In the Pillory

Washington has surprisingly brought up the subject of Israel’s nuclear arsenal, causing confusion and nervous reactions in Tel Aviv.

Rose Gottemoeller, Assistant Secretary of State for Verification, Compliance, and Implementation, is the cause of a minor sensation in New York concerning the approaching meeting of the signatories to the Nuclear Non-proliferation Treaty: she says the United States expects India, Pakistan, North Korea and Israel to sign on as well. According to an article in the Washington Times, the U.S. is prepared to derail the 40-year-old secret agreement that has exempted Israel’s nuclear weapons from international control.

Until now, Israel could be assured that Washington would continue to defend the Israeli exemption. In a secret agreement in 1969, Golda Meir and Richard Nixon agreed that Israel would conduct no nuclear tests in return for the U.S. dropping its insistence that Israel sign the non-proliferation treaty. This admission marks the first time the United States has officially confirmed the existence of Israeli nuclear weapons. Meanwhile, the country is estimated to have an arsenal of some 200 nuclear warheads.

This dramatic about-face in U.S. policy, as the Washington Post called it, caught the Israelis flat-footed. Ex-Knesset member Uzi Even, a scientist who had worked on the Dimona nuclear reactor, was critical: “In the past, there was an informal agreement by which the Americans looked the other way regarding Israel’s nuclear weapons. Now they are tacitly breaking this agreement.”

On Israeli military radio, Dov Weissglas, formerly chief strategist to ex-Premier Ariel Sharon called the announcement “an extremely worrying turn of events” that will endanger Israel’s national security in the long term. The Israeli foreign office reacted with confusion, saying it was difficult to understand why the U.S. would insist on adherence to a treaty that has proven to be so ineffective. Ignoring its own nuclear potential, Tel Aviv tried finger-pointing tactics last week, saying the treaty had not prevented other countries from developing nuclear weapons and citing Iran as an example.

Hossam Zaki, an Egyptian foreign office spokesman, disagreed, saying that Western countries would fail to halt Iran’s civilian nuclear program as long as they ignore Israeli nuclear capabilities. He also said Tel Aviv’s nuclear program was “the first and greatest threat to security in the region.” He claimed Israel’s nuclear weapons destroyed the balance of power in the Near East and only prompted other nations to seek nuclear weapons.

Amr Moussa, Secretary General of the Arab League, said it was “Israel’s military nuclear program that frightened Arabs, not Iran’s.” He added that Israel’s nuclear program has been proven to be military in nature, while there are “no indications that Iran is pursuing a military nuclear program.” Syrian President Bashar al-Assad agreed with this position last week when he said, “All nations have the right to possess nuclear energy. Those who suspect the presence of an Iranian military nuclear program should also show that they are concerned about the Israeli military nuclear program.”

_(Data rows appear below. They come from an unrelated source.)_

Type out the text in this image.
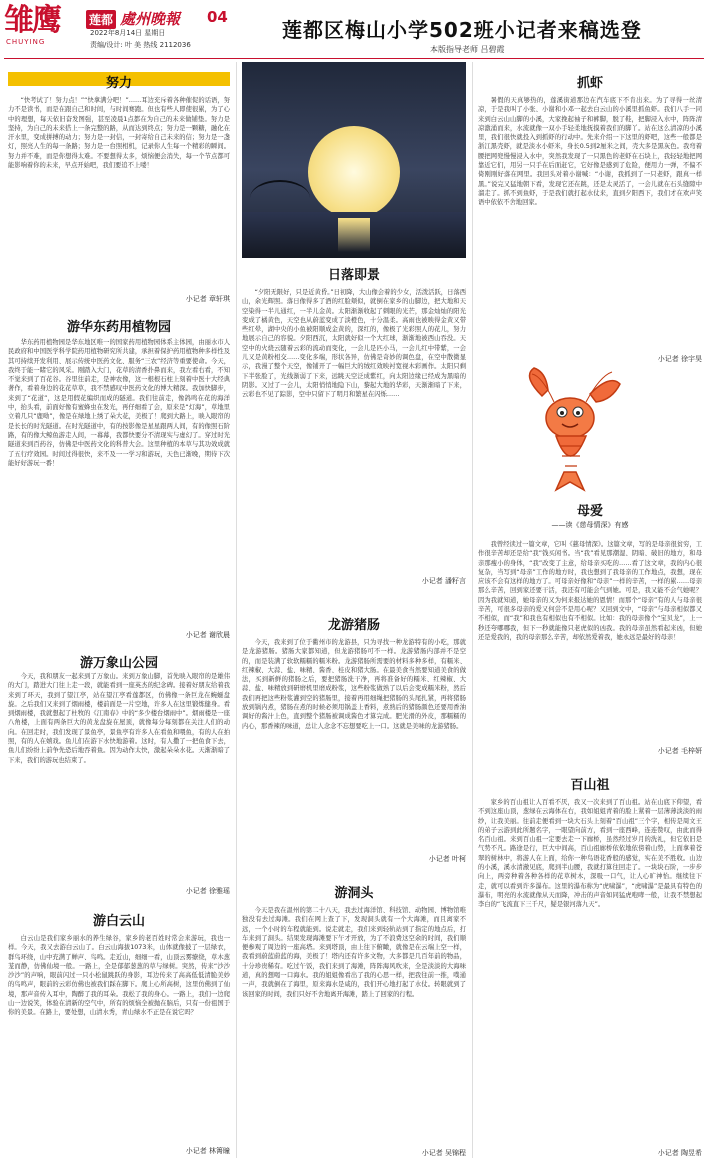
雏鹰
CHUYING
莲都 處州晚報 04
2022年8月14日 星期日
责编/设计: 叶 美 热线 2112036
莲都区梅山小学502班小记者来稿选登
本版指导老师 吕碧霞
努力

“快考试了！努力点！”“快拿满分吧！”……耳边充斥着各种催促的话语，努力不是读书，而是在跟自己和时间，与时间赛跑。但也有些人即使很累，为了心中的理想，每天依旧奋发图强，甚至凌晨1点都在为自己的未来做铺垫。努力是坚持，为自己的未来搭上一条完整的路，从而达到终点；努力是一颗糖，融化在汗水里，变成拼搏的动力；努力是一封信，一封寄给自己未来的信；努力是一盏灯，照亮人生的每一条路；努力是一台照相机，记录你人生每一个精彩的瞬间。努力并不难，而是你想得太难。不要想得太多，烦恼便会消失，每一个节点都可能影响着你的未来，早点开始吧，我们要追不上喽！

小记者 章轩琪
游华东药用植物园

华东药用植物园是华东地区唯一的国家药用植物园体系主体园，由丽水市人民政府和中国医学科学院药用植物研究所共建，承担着保护药用植物种多样性及其可持续开发利用、展示传统中医药文化、服务“三农”经济等重要使命。今天，我终于能一睹它的风采。刚踏入大门，花草的清香扑鼻而来，我左看右看，不知不觉来到了百花谷。谷里往前走，是神农像，这一根根石柱上刻着中医十大经典著作，看着身边的花花草草，我不禁感叹中医药文化的博大精深。我加快脚步，来到了“花道”，这是用假花编织而成的隧道。我们往前走，像鸽鸣在花的海洋中，抬头看，前面好像有蜜蜂虫在发光，再仔细看了会，原来是“灯海”，草地里立着几只“鹿呦”，像是在绿地上绣了朵大花，美极了！爬到大路上，映入眼帘的是长长的时光隧道。在时光隧道中，有的按影像是星星跟两人间，有的像照石阶路，有的像大鲸鱼游走人间，一幕幕，我都快要分不清现实与虚幻了。穿过时光隧道来到百药谷，仿佛是中医药文化的科普大会。这里种植的本草与其功效成就了五行疗效园。时间过得很快，来不及一一学习和游玩，天色已渐晚，期待下次能好好游玩一番！

小记者 谢欣晨
游万象山公园

今天，我和朋友一起来到了万象山。来到万象山脚，首先映入眼帘的是雄伟的大门，踏进大门往上走一段，就能看到一座英杰的纪念碑。接着好朋友给着我来到了环天，我到了望江亭，站在望江亭看莲都区，仿佛像一条巨龙在蜿蜒盘旋。之后我们又来到了烟雨楼，楼前面是一片空地，许多人在这里锻炼健身。看到烟雨楼，我就想起了杜牧的《江南春》中的“多少楼台烟雨中”。烟雨楼是一座八角楼，上面有两条巨大的黄龙盘旋在屋顶，就像每分每刻都在关注人们的动向。在回走时，我们发现了景鱼亭，景鱼亭有许多人在看鱼和喂鱼，有的人在拍照，有的人在嬉戏。鱼儿们在游下水快地游着。这时，有人撒了一把鱼食下去，鱼儿们纷纷上前争先恐后地吞着鱼。因为动作太快，激起朵朵水花。天渐渐暗了下来，我们的游玩也结束了。

小记者 徐雅瑶
游白云山

白云山是我们家乡丽水的养生绿谷，家乡的老百姓时常会来游玩，我也一样。今天，我又去游白云山了。白云山海拔1073米，山体就像披了一层绿衣，群鸟环绕，山中充满了蝉声、鸟鸣。走近山，细细一看，山顶云雾缭绕，草木葱茏而静，仿佛仙境一般。一路上，全是郁郁葱葱的草与绿树。突然，传来“沙沙沙沙”的声响，眼前闪过一只小松鼠跳跃的身影，耳边传来了高高低低清脆美妙的鸟鸣声，眼前的云彩仿佛也被我们踩在脚下。爬上心所高树，这里仿佛到了仙境，那声音传入耳中，陶醉了我的耳朵。我松了我的身心。一路上，我们一边爬山一边说笑，体验在清新的空气中，所有的烦恼全被抛在脑后，只有一份祖国于你的美景。在路上，要处想，山清水秀，青山绿水不正是在说它吗？

小记者 林箐瞳
日落即景

“夕阳无限好，只是近黄昏。”日初降，大山像会着的少女，活泼活跃，日落西山，余光辉照。落日像得多了酒的红脸颊似，就倒在家乡的山脚边，把大地和天空染得一半儿通红，一半儿金黄。太阳渐渐收起了刺眼的光芒，那金灿灿的阳光变成了橘黄色，天空也从蔚蓝变成了淡橙色，十分温柔。高雨也被映得金黄又带些红晕，湖中央的小鱼被阳顺成金黄的，深红的，像极了光彩照人的花儿，努力地展示自己的容貌。夕阳西沉，太阳就好似一个大红球，渐渐地被西山吞没。天空中的火烧云随着云彩的流动而变化，一会儿是匹小马，一会儿红中带紫，一会儿又是黄粉相交……变化多端，形状各异，仿佛是奇妙的调色盘，在空中散微显示，我漫了整个天空，像铺开了一幅巨大的绒红效映衬宽视木彩画作。太阳只剩下半张脸了，光线渐弱了下来，远眺天空泛成紫红，向太阳边缘已经成为黑暗的阴影。又过了一会儿，太阳悄悄地隐下山，黎起大地的华彩，天渐渐暗了下来，云彩也不见了踪影，空中只留下了明月和繁星在闪烁……

小记者 潘籽言
龙游猪肠

今天，我来到了位于衢州市的龙游县，只为寻找一种龙游特有的小吃，那就是龙游猪肠。猪肠大家都知道，但龙游猪肠可不一样。龙游猪肠内部并不是空的，而是装满了软软糯糯的糯米粉。龙游猪肠所需要的材料多种多样，有糯米、红辣椒、大蒜、盐、味精、酱香、桂皮和猪大肠。在最美食当然要知道美食的做法，买到新鲜的猪肠之后，要把猪肠洗干净，再将准备好的糯米、红辣椒、大蒜、盐、味精放到研磨机里磨成粉浆，这些粉浆做熟了以后会变成糯米粉，然后我们再把这些粉浆灌到空的猪肠里，接着再用细绳把猪肠的头尾扎紧，再将猪肠放到锅内煮，猪肠在煮的时候必须用锅盖上香料，煮熟后的猪肠颜色还要用香油调好的酱汁上色，直到整个猪肠被调成酱色才算完成。肥光滑的外皮，那糯糯的内心，那香辣的味道，总让人念念不忘想要吃上一口。这就是美味的龙游猪肠。

小记者 叶柯
游洞头

今天是我在温州的第二十八天，我去过海洋馆、科技馆、动物园、博物馆唯独没有去过海滩。我们在网上查了下，发现洞头就有一个大海滩，而且离家不远，一个小时的车程就能到。说走就走，我们来到轻轨站到了指定的地点后，打车来到了洞头。结果发现海滩要下午才开放，为了不浪费这空余的时间，我们顺便参观了周边的一座高塔。来到塔顶，由上往下俯瞰，就像是在云端上空一样，我看到蔚蓝蔚蓝的海，美极了！塔内还有许多文物，大多都是几百年前的物品，十分珍贵稀有。吃过午饭，我们来到了海滩，阵阵海风吹来，全是淡淡的大海味道，真的想喝一口海水。我的姐姐像看出了我的心思一样，把我往前一推，噗通一声，我就倒在了海里，原来海水是咸的，我们开心地打起了水仗。转眼就到了该回家的时间，我们只好不舍地离开海滩，踏上了回家的行程。

小记者 吴锦程
抓虾

暑假的天真够热的，莲溪街道那边在汽车底下不肯出来。为了寻得一丝清凉，于是我叫了小张、小谢和小邓一起去白云山的小溪里抓鱼虾。我们八手一同来到白云山山脚的小溪，大家挽起袖子和裤脚，脱了鞋，把脚浸入水中，阵阵清凉激涌而来，水流就像一双小手轻柔地抚摸着我们的脚丫。站在这么清凉的小溪里，我们很快就投入到抓虾的行动中。先来介绍一下这里的虾吧，这些一般都是浙江黑壳虾，就是淡水小虾米，身长0.5到2厘米之间，壳大多是黑灰色。我弯着腰把网兜慢慢浸入水中，突然我发现了一只黑色的老虾在石块上，我轻轻地把网靠近它们，用另一只手在后面赶它，它好像是感到了危险，便用力一弹，不偏不倚刚刚好落在网里。我回头对着小谢喊：“小谢，我抓到了一只老虾，跟真一样黑。”说完又猛地朝下看，发现它还在跳，还是太灵活了，一会儿就在石头缝隙中溜走了。抓不到鱼虾，于是我们就打起水仗来，直到夕阳西下，我们才在欢声笑语中依依不舍地回家。

小记者 徐宇昊
母爱
——读《慈母情深》有感

我曾经读过一篇文章，它叫《慈母情深》。这篇文章，写的是母亲很贫穷，工作很辛苦却还是给“我”钱买闲书。当“我”看见那潮湿、阴暗、破旧的地方，和母亲那瘦小的身体，“我”改变了主意，给母亲买吃的……看了这文章，我的内心很复杂，当写到“母亲”工作的地方时，我也想到了我母亲的工作地点，我想，现在应该不会有这样的地方了。可母亲好像和“母亲”一样的辛苦，一样的累……母亲那么辛苦，回到家还要干活，我还有可能会气到她。可是，我又能不会气她呢？因为我就知道，她母亲的又为何来报达她的恩情！而那个“母亲”有的人与母亲很辛苦，可很多母亲的爱又何尝不是用心呢？又回到文中，“母亲”与母亲相似都又不相似，而“我”和我也有相似也有不相似。比如：我的母亲像个“宝贝龙”，上一秒还夸哪哪我，但下一秒就能像只老虎似的凶我。我的母亲虽然看起来凶，但她还是爱我的，我的母亲那么辛苦，却依然爱着我，她永远是最好的母亲！

小记者 毛梓妍
百山祖

家乡的百山祖让人百看不厌，我又一次来到了百山祖。站在山底下仰望，看不到这座山顶，葱绿在云海体在右，我如姐姐青着的脸上紧着一层薄薄淡淡的雨纱，让我美丽。往前走便看到一块大石头上刻着“百山祖”三个字，相传是周文王的弟子云游到此所题名字，一眼望向前方，看到一座西峰，连连赞叹，由此而得名百山祖。来到百山祖一定要去走一下廊桥，虽然经过岁月的洗礼，但它依旧是气势不凡。路途是行，巨大中间高，百山祖廊桥依依地依傍着山势，上面拿着苍翠的树林中，将游人在上面，给你一种鸟语花香般的感觉，实在美不胜收。山边的小溪，溪水清澈见底，爬到半山腰，我就打算往回走了。一块块石阶，一步步向上，两旁种着各种各样的花草树木，深吸一口气，让人心旷神怡。继续往下走，就可以看到许多瀑布。这里的瀑布称为“虎啸瀑”，“虎啸瀑”是最具有特色的瀑布，明亮的水流就像从天而降，冲击的声音如同猛虎咆哮一般，让我不禁想起李白的“飞流直下三千尺，疑是银河落九天”。

小记者 陶昱希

Washington’s demands are seen in Tel Aviv as stage scenery intended to prod Benjamin Netanyahu into re-engaging in the Middle East peace process. Just a few days ago, Vice President Joe Biden curtly insisted Israel get on board with the two-state solution and give up its settlement policy in the West Bank: “Do not build more settlements, dismantle existing outposts and allow Palestinians freedom of movement,” he said. Washington now appears to be abandoning George W. Bush’s aggressive Middle East policies and changing policy toward Israel as well. “What the Israelis sense, rightly, is that Obama wants to do something new on Iran and this may very well involve doing something new about Israel’s program,” said Henry Sokolski, Director of the Washington-based non-governmental Nuclear Nonproliferation Policy Education Center.